BOBBIE: Kejia is another term for Hakka food, so kejia bean curd is simply a bean curd dish made Hakka-style. Recently we had that great one at the FLUSHING RESTAURANT INC. at 13-60 41st Avenue in Flushing, Queens NY; phone: (718) 886-8817. This place, owned by folks from Zhejiang, serve many fine dishes, this one among them; others have origins from several provinces. We have not found any restaurant in Queens serving only Hakka food, nor one with Hakka Dumplings on its menu. On your next trip east, advise if you do and in the meantime, we will keep looking. Should you find this dish where you live, please share a picture or a recipe or both. Anyone have a great recipe for the dumplings?
From EDDIE via e-mail:
You said you were going to the Top 100 Chinese Restaurant Awards in Las Vegas, and I do thank you for the listing of the best overall Chinese restaurants this year. However, you did not indicate the very best of the bunch, which was Ching's Table in New Canaan CT. I do want to go there soon. Also, did anyone there do anything exciting?

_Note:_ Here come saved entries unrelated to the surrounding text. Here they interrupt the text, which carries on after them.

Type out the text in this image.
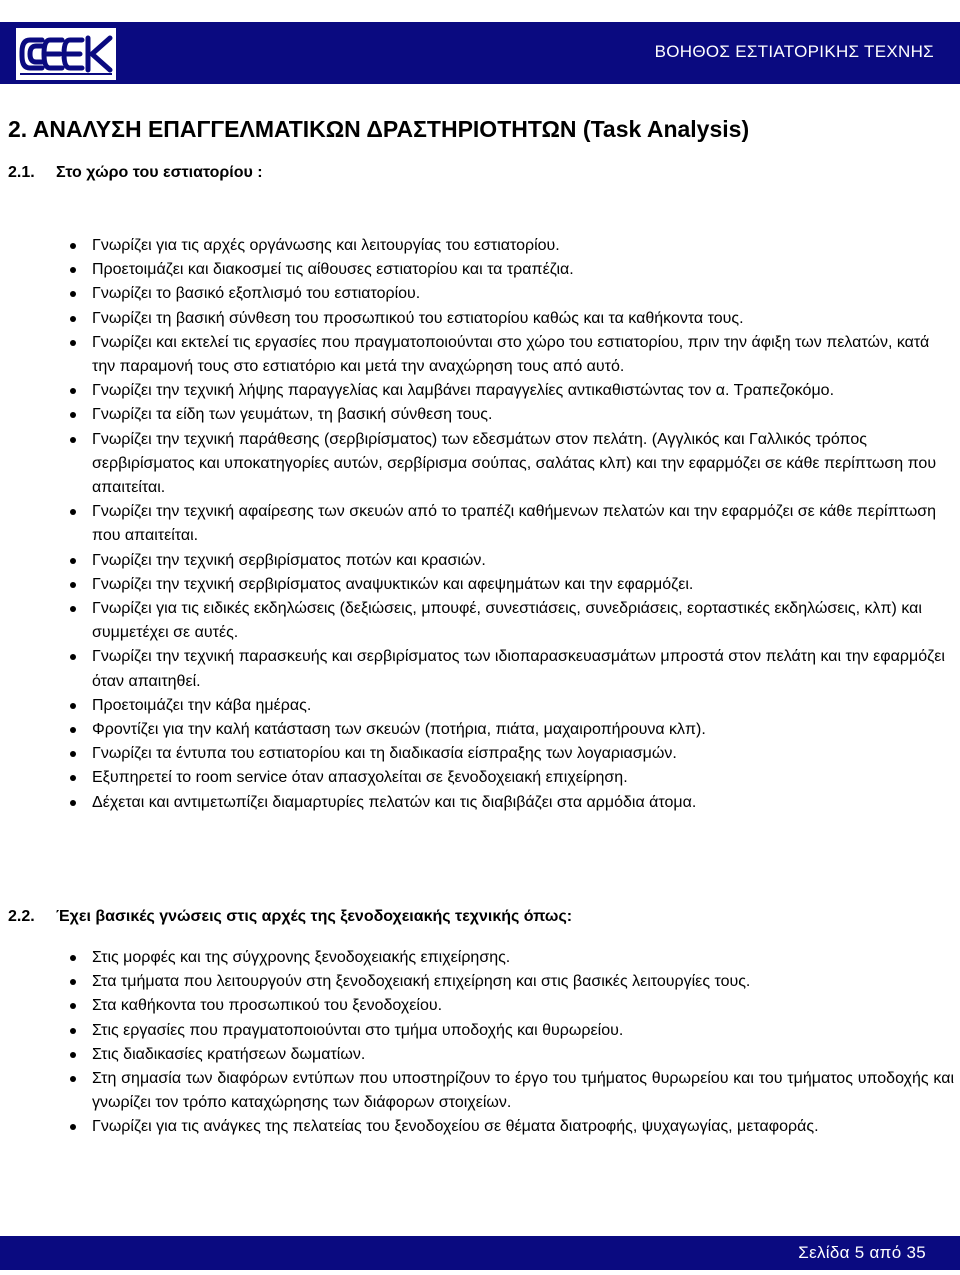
ΒΟΗΘΟΣ ΕΣΤΙΑΤΟΡΙΚΗΣ ΤΕΧΝΗΣ
2. ΑΝΑΛΥΣΗ ΕΠΑΓΓΕΛΜΑΤΙΚΩΝ ΔΡΑΣΤΗΡΙΟΤΗΤΩΝ (Task Analysis)
2.1. Στο χώρο του εστιατορίου :
Γνωρίζει για τις αρχές οργάνωσης και λειτουργίας του εστιατορίου.
Προετοιμάζει και διακοσμεί τις αίθουσες εστιατορίου και τα τραπέζια.
Γνωρίζει το βασικό εξοπλισμό του εστιατορίου.
Γνωρίζει τη βασική σύνθεση του προσωπικού του εστιατορίου καθώς και τα καθήκοντα τους.
Γνωρίζει και εκτελεί τις εργασίες που πραγματοποιούνται στο χώρο του εστιατορίου, πριν την άφιξη των πελατών, κατά την παραμονή τους στο εστιατόριο και μετά την αναχώρηση τους από αυτό.
Γνωρίζει την τεχνική λήψης παραγγελίας και λαμβάνει παραγγελίες αντικαθιστώντας τον α. Τραπεζοκόμο.
Γνωρίζει τα είδη των γευμάτων, τη βασική σύνθεση τους.
Γνωρίζει την τεχνική παράθεσης (σερβιρίσματος) των εδεσμάτων στον πελάτη. (Αγγλικός και Γαλλικός τρόπος σερβιρίσματος και υποκατηγορίες αυτών, σερβίρισμα σούπας, σαλάτας κλπ) και την εφαρμόζει σε κάθε περίπτωση που απαιτείται.
Γνωρίζει την τεχνική αφαίρεσης των σκευών από το τραπέζι καθήμενων πελατών και την εφαρμόζει σε κάθε περίπτωση που απαιτείται.
Γνωρίζει την τεχνική σερβιρίσματος ποτών και κρασιών.
Γνωρίζει την τεχνική σερβιρίσματος αναψυκτικών και αφεψημάτων και την εφαρμόζει.
Γνωρίζει για τις ειδικές εκδηλώσεις (δεξιώσεις, μπουφέ, συνεστιάσεις, συνεδριάσεις, εορταστικές εκδηλώσεις, κλπ) και συμμετέχει σε αυτές.
Γνωρίζει την τεχνική παρασκευής και σερβιρίσματος των ιδιοπαρασκευασμάτων μπροστά στον πελάτη και την εφαρμόζει όταν απαιτηθεί.
Προετοιμάζει την κάβα ημέρας.
Φροντίζει για την καλή κατάσταση των σκευών (ποτήρια, πιάτα, μαχαιροπήρουνα κλπ).
Γνωρίζει τα έντυπα του εστιατορίου και τη διαδικασία είσπραξης των λογαριασμών.
Εξυπηρετεί το room service όταν απασχολείται σε ξενοδοχειακή επιχείρηση.
Δέχεται και αντιμετωπίζει διαμαρτυρίες πελατών και τις διαβιβάζει στα αρμόδια άτομα.
2.2. Έχει βασικές γνώσεις στις αρχές της ξενοδοχειακής τεχνικής όπως:
Στις μορφές και της σύγχρονης ξενοδοχειακής επιχείρησης.
Στα τμήματα που λειτουργούν στη ξενοδοχειακή επιχείρηση και στις βασικές λειτουργίες τους.
Στα καθήκοντα του προσωπικού του ξενοδοχείου.
Στις εργασίες που πραγματοποιούνται στο τμήμα υποδοχής και θυρωρείου.
Στις διαδικασίες κρατήσεων δωματίων.
Στη σημασία των διαφόρων εντύπων που υποστηρίζουν το έργο του τμήματος θυρωρείου και του τμήματος υποδοχής και γνωρίζει τον τρόπο καταχώρησης των διάφορων στοιχείων.
Γνωρίζει για τις ανάγκες της πελατείας του ξενοδοχείου σε θέματα διατροφής, ψυχαγωγίας, μεταφοράς.
Σελίδα 5 από 35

EDDIE: At that event, there were chefs from Fuzhou who, like the black and white ancient picture shows, made meat dough pounding pork then rolling it out. The top picture is the ancient illustration, the others are from the Las Vegas event are pounding the meat, the wooden pounder, the finished dough being rolled on a long stick, and folding the dough to bring to the chefs who then made the Fujianese dumpling wrappers. That was the first time I ever saw it made, but not the first time I ever tasted this meat dough. Once, when in Taipei, Angela Cheng, who is Fu Pei Mei's daughter, gave me a commercial package to take home. I used it for several recipes but never found any in the United States. Anyone found some in the USA?